2. Commodities and the dollar
"Other factors important to the inflation outlook were the expectation that the influence of lower energy and commodities prices and the stronger dollar would subside," the October minutes said.
The Bloomberg Commodity Index—which tracks everything from crude oil to copper—is down 22 percent this year. The Bloomberg Dollar Spot Index, which tracks the U.S. currency against a basket of ten global currencies, is up 9 percent.
Predicting how global demand will influence commodity prices over the next several months, or whether the dollar will maintain its appeal, is difficult. The guess work that's required here doesn't add to inflation confidence.
3. Resource use
Fed officials also said they would need to see the economy continue to expand "at a pace sufficient to increase resource utilization."
Payrolls climbed by 271,000 in October, the strongest increase this year. The economy grew at a 2.1 percent annualized rate in the third quarter, and economists forecast a growth rate of around 2.2 percent in the final three months, according to the median estimate. Fed officials will get the November payroll report on Dec. 4. Estimates are for a gain of 200,000. By these indicators, Fed officials can be optimistic that a continued whittling of resource slack could firm up prices over time.
The bottom line
If this were decision-making by checklist, one out of three would mean the committee would be on hold for December. But the reality is the Fed is weighing many risks, including the possibility of financial distortions from keeping rates too low for too long. The committee sounds intent on raising interest rates.

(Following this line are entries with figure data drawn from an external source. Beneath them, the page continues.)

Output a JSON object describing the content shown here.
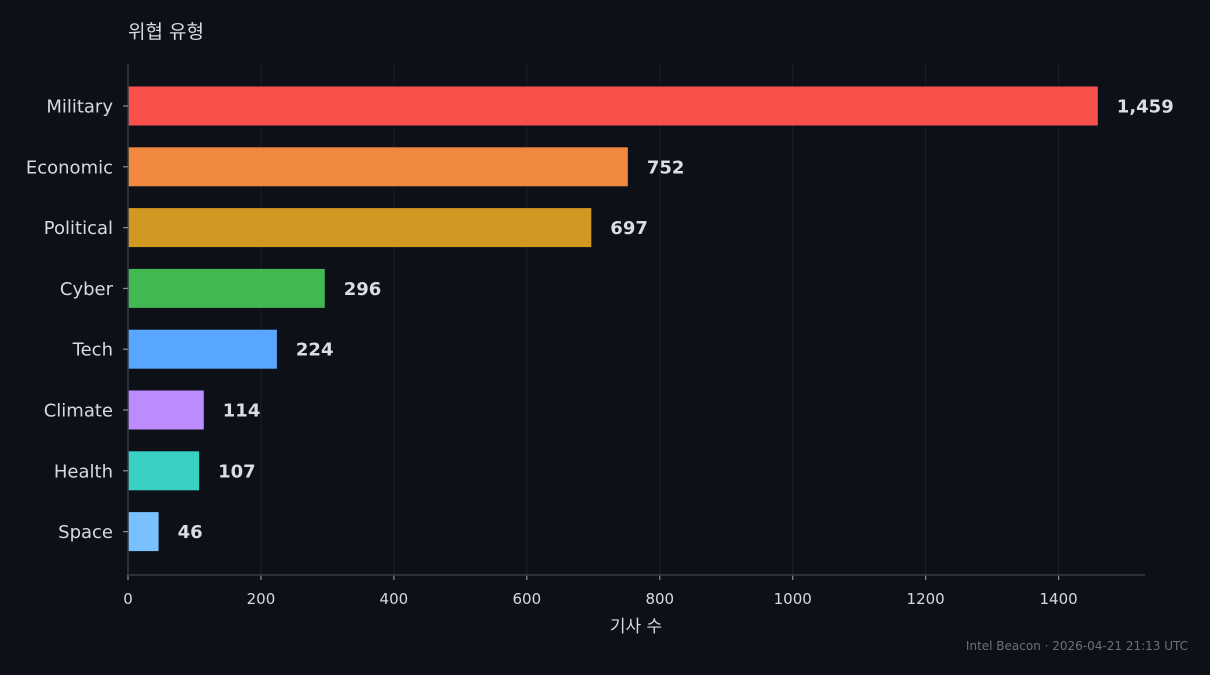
{
  "chart_data": {
    "type": "bar",
    "orientation": "horizontal",
    "title": "위협 유형",
    "xlabel": "기사 수",
    "ylabel": "",
    "categories": [
      "Military",
      "Economic",
      "Political",
      "Cyber",
      "Tech",
      "Climate",
      "Health",
      "Space"
    ],
    "values": [
      1459,
      752,
      697,
      296,
      224,
      114,
      107,
      46
    ],
    "value_labels": [
      "1,459",
      "752",
      "697",
      "296",
      "224",
      "114",
      "107",
      "46"
    ],
    "colors": [
      "#f8514b",
      "#f0883e",
      "#d29922",
      "#3fb950",
      "#58a6ff",
      "#bc8cff",
      "#39d0c4",
      "#79c0ff"
    ],
    "xlim": [
      0,
      1530
    ],
    "xticks": [
      0,
      200,
      400,
      600,
      800,
      1000,
      1200,
      1400
    ],
    "grid": true,
    "legend": "none"
  },
  "footer": {
    "source": "Intel Beacon · 2026-04-21 21:13 UTC"
  }
}
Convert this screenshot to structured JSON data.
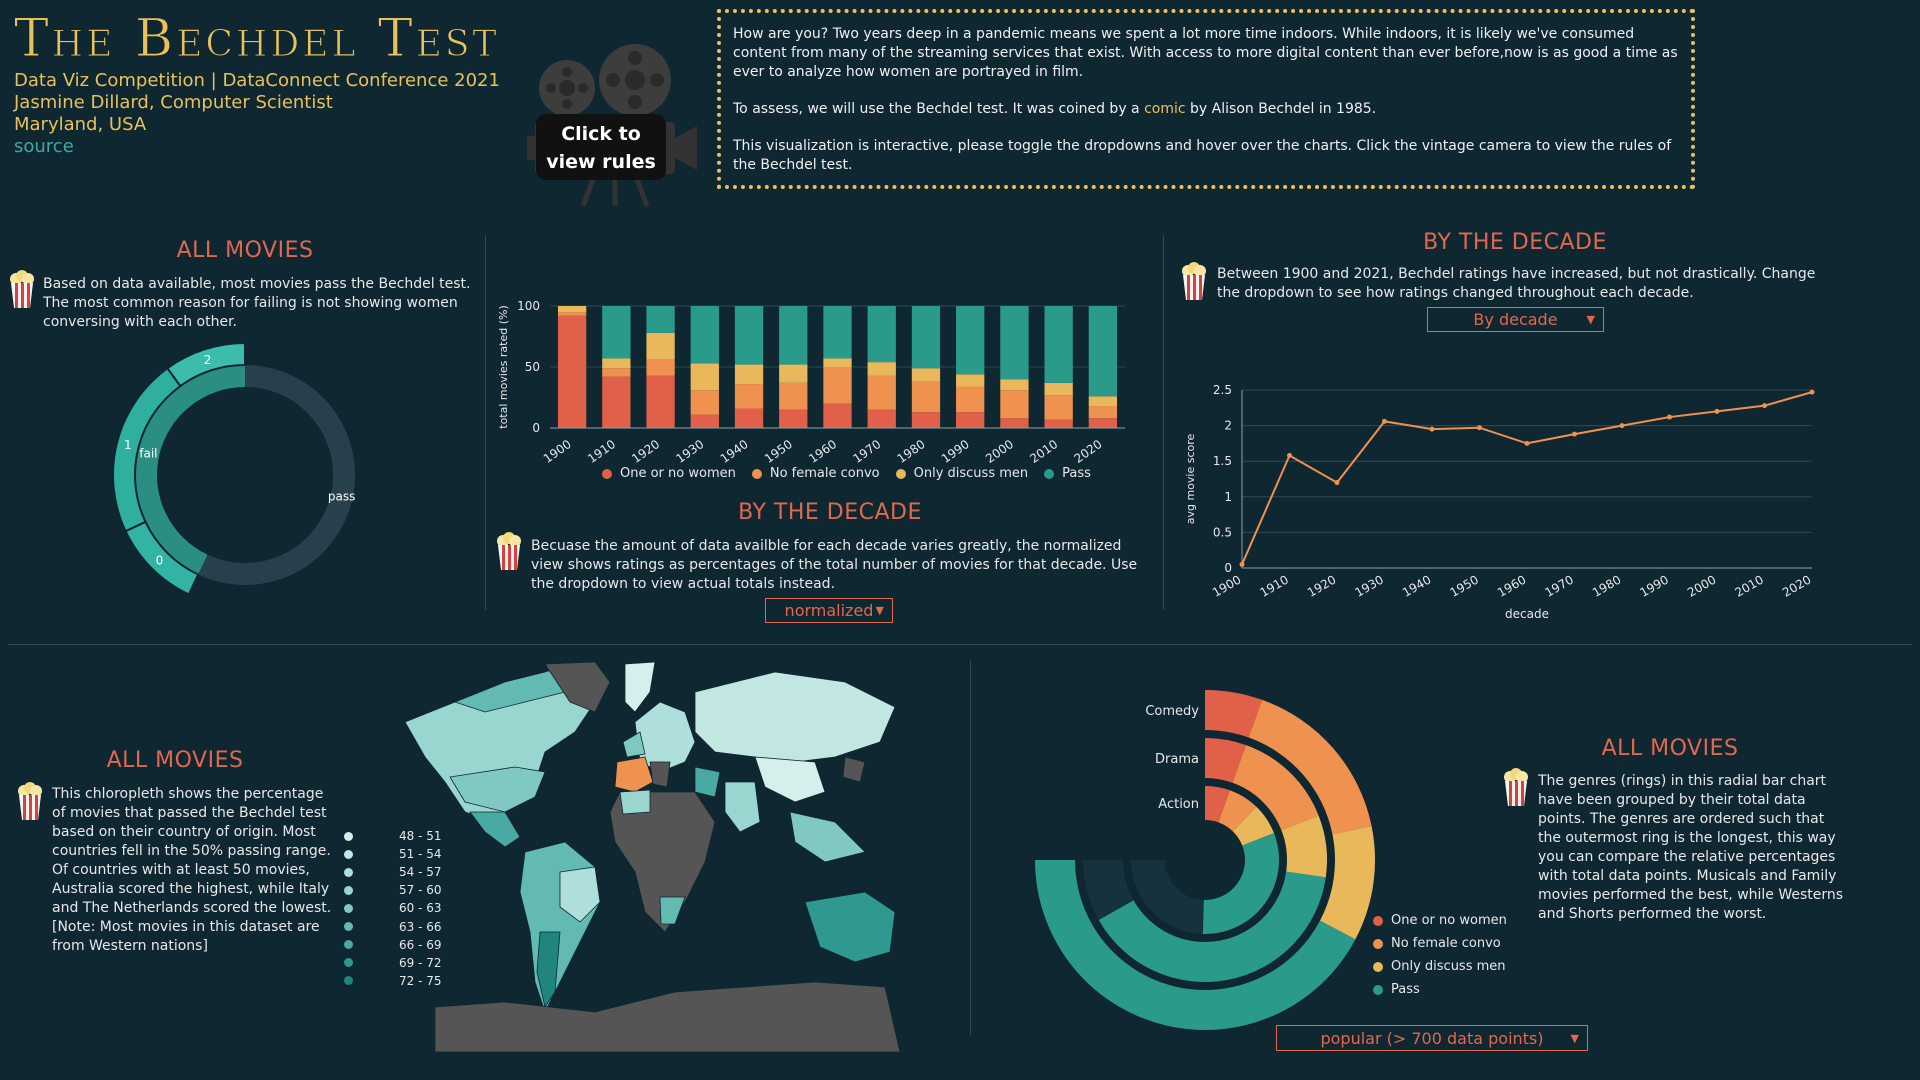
{
  "header": {
    "title": "The Bechdel Test",
    "line1": "Data Viz Competition | DataConnect Conference 2021",
    "line2": "Jasmine Dillard, Computer Scientist",
    "line3": "Maryland, USA",
    "source_link": "source",
    "camera_label_1": "Click to",
    "camera_label_2": "view rules"
  },
  "intro": {
    "p1": "How are you? Two years deep in a pandemic means we spent a lot more time indoors. While indoors, it is likely we've consumed content from many of the streaming services that exist. With access to more digital content than ever before,now is as good a time as ever to analyze how women are portrayed in film.",
    "p2_before": "To assess, we will use the Bechdel test. It was coined by a ",
    "p2_link": "comic",
    "p2_after": " by Alison Bechdel in 1985.",
    "p3": "This visualization is interactive, please toggle the dropdowns and hover over the charts. Click the vintage camera to view the rules of the Bechdel test."
  },
  "colors": {
    "background": "#0f2731",
    "accent": "#e0684e",
    "one_or_no_women": "#e0604a",
    "no_female_convo": "#f0924f",
    "only_discuss_men": "#e9b85a",
    "pass": "#2a9a8a",
    "title_gold": "#e8c15a"
  },
  "all_movies_donut": {
    "title": "ALL MOVIES",
    "text": "Based on data available, most movies pass the Bechdel test. The most common reason for failing is not showing women conversing with each other.",
    "inner_labels": [
      "fail",
      "pass"
    ],
    "outer_labels": [
      "2",
      "1",
      "0"
    ]
  },
  "decade_bar": {
    "title": "BY THE DECADE",
    "text": "Becuase the amount of data availble for each decade varies greatly, the normalized view shows ratings as percentages of the total number of movies for that decade. Use the dropdown to view actual totals instead.",
    "dropdown": "normalized",
    "legend": [
      "One or no women",
      "No female convo",
      "Only discuss men",
      "Pass"
    ]
  },
  "decade_line": {
    "title": "BY THE DECADE",
    "text": "Between 1900 and 2021, Bechdel ratings have increased, but not drastically. Change the dropdown to see how ratings changed throughout each decade.",
    "dropdown": "By decade"
  },
  "map": {
    "title": "ALL MOVIES",
    "text": "This chloropleth shows the percentage of movies that passed the Bechdel test based on their country of origin. Most countries fell in the 50% passing range. Of countries with at least 50 movies, Australia scored the highest, while Italy and The Netherlands scored the lowest.[Note: Most movies in this dataset are from Western nations]",
    "legend": [
      "48 - 51",
      "51 - 54",
      "54 - 57",
      "57 - 60",
      "60 - 63",
      "63 - 66",
      "66 - 69",
      "69 - 72",
      "72 - 75"
    ],
    "legend_colors": [
      "#d6efec",
      "#c2e7e3",
      "#aedfda",
      "#9ad6d0",
      "#7fc9c2",
      "#63bab2",
      "#48aaa2",
      "#2f9990",
      "#1f857d"
    ]
  },
  "radial": {
    "title": "ALL MOVIES",
    "text": "The genres (rings) in this radial bar chart have been grouped by their total data points. The genres are ordered such that the outermost ring is the longest, this way you can compare the relative percentages with total data points. Musicals and Family movies performed the best, while Westerns and Shorts performed the worst.",
    "genres": [
      "Comedy",
      "Drama",
      "Action"
    ],
    "legend": [
      "One or no women",
      "No female convo",
      "Only discuss men",
      "Pass"
    ],
    "dropdown": "popular (> 700 data points)"
  },
  "chart_data": [
    {
      "type": "bar",
      "stacked": true,
      "normalized": true,
      "categories": [
        "1900",
        "1910",
        "1920",
        "1930",
        "1940",
        "1950",
        "1960",
        "1970",
        "1980",
        "1990",
        "2000",
        "2010",
        "2020"
      ],
      "ylabel": "total movies rated (%)",
      "ylim": [
        0,
        100
      ],
      "yticks": [
        0,
        50,
        100
      ],
      "series": [
        {
          "name": "One or no women",
          "values": [
            92,
            42,
            43,
            11,
            16,
            15,
            20,
            15,
            13,
            13,
            8,
            7,
            8
          ]
        },
        {
          "name": "No female convo",
          "values": [
            3,
            7,
            13,
            20,
            20,
            22,
            30,
            28,
            25,
            21,
            23,
            20,
            10
          ]
        },
        {
          "name": "Only discuss men",
          "values": [
            5,
            8,
            22,
            22,
            16,
            15,
            7,
            11,
            11,
            10,
            9,
            10,
            8
          ]
        },
        {
          "name": "Pass",
          "values": [
            0,
            43,
            22,
            47,
            48,
            48,
            43,
            46,
            51,
            56,
            60,
            63,
            74
          ]
        }
      ]
    },
    {
      "type": "line",
      "x": [
        1900,
        1910,
        1920,
        1930,
        1940,
        1950,
        1960,
        1970,
        1980,
        1990,
        2000,
        2010,
        2020
      ],
      "y": [
        0.05,
        1.58,
        1.2,
        2.06,
        1.95,
        1.97,
        1.75,
        1.88,
        2.0,
        2.12,
        2.2,
        2.28,
        2.47
      ],
      "xlabel": "decade",
      "ylabel": "avg movie score",
      "ylim": [
        0,
        2.5
      ],
      "yticks": [
        0,
        0.5,
        1,
        1.5,
        2,
        2.5
      ],
      "grid": true
    },
    {
      "type": "pie",
      "rings": [
        "outer",
        "inner"
      ],
      "outer": [
        {
          "label": "2",
          "value": 10
        },
        {
          "label": "1",
          "value": 22
        },
        {
          "label": "0",
          "value": 11
        }
      ],
      "inner": [
        {
          "label": "fail",
          "value": 43
        },
        {
          "label": "pass",
          "value": 57
        }
      ]
    },
    {
      "type": "bar",
      "radial": true,
      "categories": [
        "Comedy",
        "Drama",
        "Action"
      ],
      "series": [
        {
          "name": "One or no women",
          "values": [
            4,
            4,
            4
          ]
        },
        {
          "name": "No female convo",
          "values": [
            12,
            10,
            5
          ]
        },
        {
          "name": "Only discuss men",
          "values": [
            8,
            6,
            5
          ]
        },
        {
          "name": "Pass",
          "values": [
            31,
            29,
            23
          ]
        }
      ]
    }
  ]
}
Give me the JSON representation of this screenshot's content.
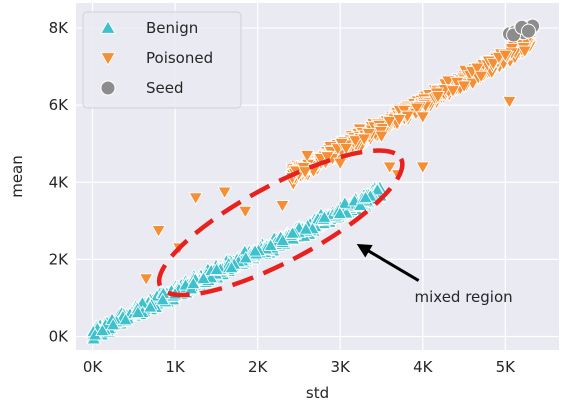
{
  "chart_data": {
    "type": "scatter",
    "xlabel": "std",
    "ylabel": "mean",
    "xlim": [
      -200,
      5650
    ],
    "ylim": [
      -350,
      8650
    ],
    "xticks": [
      0,
      1000,
      2000,
      3000,
      4000,
      5000
    ],
    "xtick_labels": [
      "0K",
      "1K",
      "2K",
      "3K",
      "4K",
      "5K"
    ],
    "yticks": [
      0,
      2000,
      4000,
      6000,
      8000
    ],
    "ytick_labels": [
      "0K",
      "2K",
      "4K",
      "6K",
      "8K"
    ],
    "grid": true,
    "legend_position": "top-left",
    "colors": {
      "background": "#EAEAF2",
      "grid": "#FFFFFF",
      "benign": "#3EC1CD",
      "poisoned": "#F58F36",
      "seed": "#8C8C8C",
      "ellipse": "#E8211F"
    },
    "series": [
      {
        "name": "Benign",
        "marker": "triangle-up",
        "band": {
          "x": [
            0,
            3500
          ],
          "slope": 1.05,
          "intercept": 80,
          "spread": 260
        },
        "points": [
          [
            30,
            40
          ],
          [
            120,
            150
          ],
          [
            250,
            300
          ],
          [
            400,
            430
          ],
          [
            550,
            620
          ],
          [
            700,
            760
          ],
          [
            850,
            950
          ],
          [
            1000,
            1100
          ],
          [
            1200,
            1300
          ],
          [
            1400,
            1500
          ],
          [
            1600,
            1750
          ],
          [
            1800,
            1950
          ],
          [
            2000,
            2150
          ],
          [
            2200,
            2400
          ],
          [
            2400,
            2550
          ],
          [
            2600,
            2800
          ],
          [
            2800,
            3000
          ],
          [
            3000,
            3200
          ],
          [
            3200,
            3450
          ],
          [
            3400,
            3650
          ],
          [
            3450,
            3800
          ]
        ]
      },
      {
        "name": "Poisoned",
        "marker": "triangle-down",
        "band": {
          "x": [
            2400,
            5300
          ],
          "slope": 1.2,
          "intercept": 1250,
          "spread": 300
        },
        "points": [
          [
            650,
            1500
          ],
          [
            800,
            2750
          ],
          [
            1050,
            2300
          ],
          [
            1250,
            3600
          ],
          [
            1600,
            3750
          ],
          [
            1850,
            3250
          ],
          [
            2300,
            3400
          ],
          [
            2600,
            4700
          ],
          [
            3000,
            4500
          ],
          [
            3500,
            5200
          ],
          [
            4000,
            5700
          ],
          [
            4500,
            6500
          ],
          [
            5000,
            7300
          ],
          [
            5050,
            6100
          ],
          [
            5300,
            7800
          ],
          [
            3600,
            4400
          ],
          [
            4000,
            4400
          ],
          [
            3700,
            4200
          ]
        ]
      },
      {
        "name": "Seed",
        "marker": "circle",
        "points": [
          [
            5050,
            7850
          ],
          [
            5120,
            7900
          ],
          [
            5180,
            7950
          ],
          [
            5220,
            7880
          ],
          [
            5250,
            8000
          ],
          [
            5300,
            7980
          ],
          [
            5330,
            8050
          ],
          [
            5100,
            7820
          ],
          [
            5200,
            8020
          ],
          [
            5280,
            7920
          ]
        ]
      }
    ],
    "annotations": [
      {
        "type": "ellipse",
        "center": [
          2280,
          2950
        ],
        "rx": 1650,
        "ry": 430,
        "angle_deg": 28
      },
      {
        "type": "arrow",
        "text": "mixed region",
        "from": [
          3950,
          1450
        ],
        "to": [
          3200,
          2400
        ],
        "text_at": [
          3900,
          900
        ]
      }
    ]
  }
}
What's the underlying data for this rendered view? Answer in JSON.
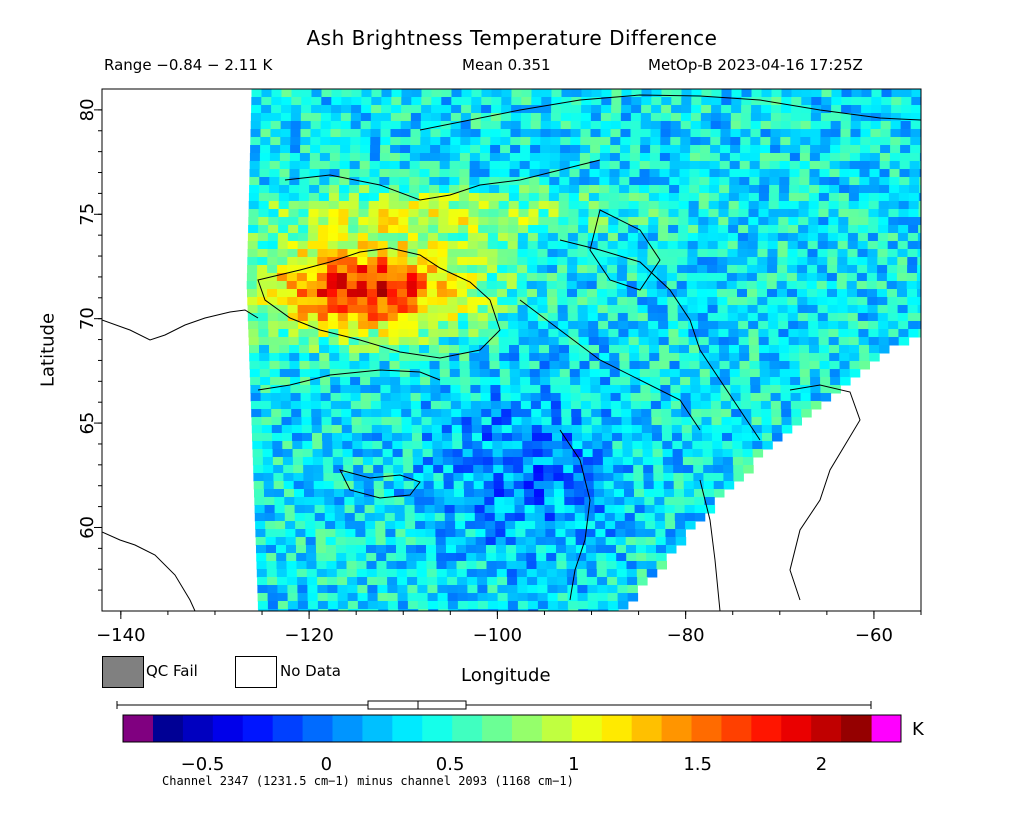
{
  "header": {
    "title": "Ash Brightness Temperature Difference",
    "range": "Range −0.84 − 2.11 K",
    "mean": "Mean 0.351",
    "satellite": "MetOp-B 2023-04-16 17:25Z"
  },
  "map": {
    "lon_range": [
      -142,
      -55
    ],
    "lat_range": [
      56,
      81
    ],
    "x_label": "Longitude",
    "y_label": "Latitude",
    "x_ticks": [
      -140,
      -120,
      -100,
      -80,
      -60
    ],
    "x_tick_labels": [
      "−140",
      "−120",
      "−100",
      "−80",
      "−60"
    ],
    "y_ticks": [
      60,
      65,
      70,
      75,
      80
    ],
    "y_tick_labels": [
      "60",
      "65",
      "70",
      "75",
      "80"
    ]
  },
  "legend": {
    "qc_fail": "QC Fail",
    "no_data": "No Data",
    "qc_color": "#808080",
    "no_data_color": "#ffffff"
  },
  "colorbar": {
    "min": -0.84,
    "max": 2.11,
    "ticks": [
      -0.5,
      0,
      0.5,
      1,
      1.5,
      2
    ],
    "tick_labels": [
      "−0.5",
      "0",
      "0.5",
      "1",
      "1.5",
      "2"
    ],
    "unit": "K",
    "under_color": "#800080",
    "over_color": "#ff00ff",
    "boxplot": {
      "whisker_low": -0.84,
      "q1": 0.15,
      "median": 0.35,
      "q3": 0.53,
      "whisker_high": 2.11
    }
  },
  "footnote": "Channel 2347 (1231.5 cm−1) minus channel 2093 (1168 cm−1)",
  "colors": {
    "palette": [
      "#000080",
      "#0000ff",
      "#0080ff",
      "#00ffff",
      "#80ff80",
      "#ffff00",
      "#ff8000",
      "#ff0000",
      "#800000"
    ]
  }
}
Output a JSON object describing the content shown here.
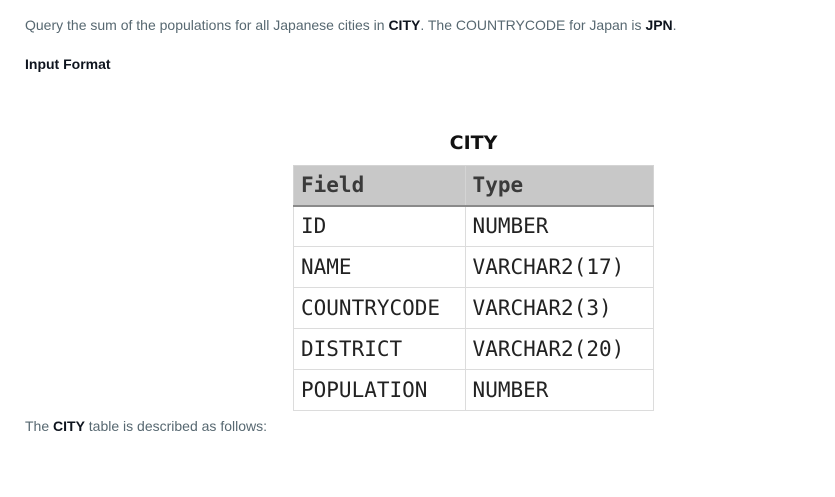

Also, Fed Chair Janet Yellen seems to put more weight on diminishing resource slack.
Even so, if the committee does raise rates in December, inflation performance could be the critical indicator that sets the pace for further increases.
"If they start tightening and then discover that inflation is heading further downward, there is a good possibility that they would just stay on hold for a while," said Andrew Levin, a Dartmouth College professor and former adviser to Yellen.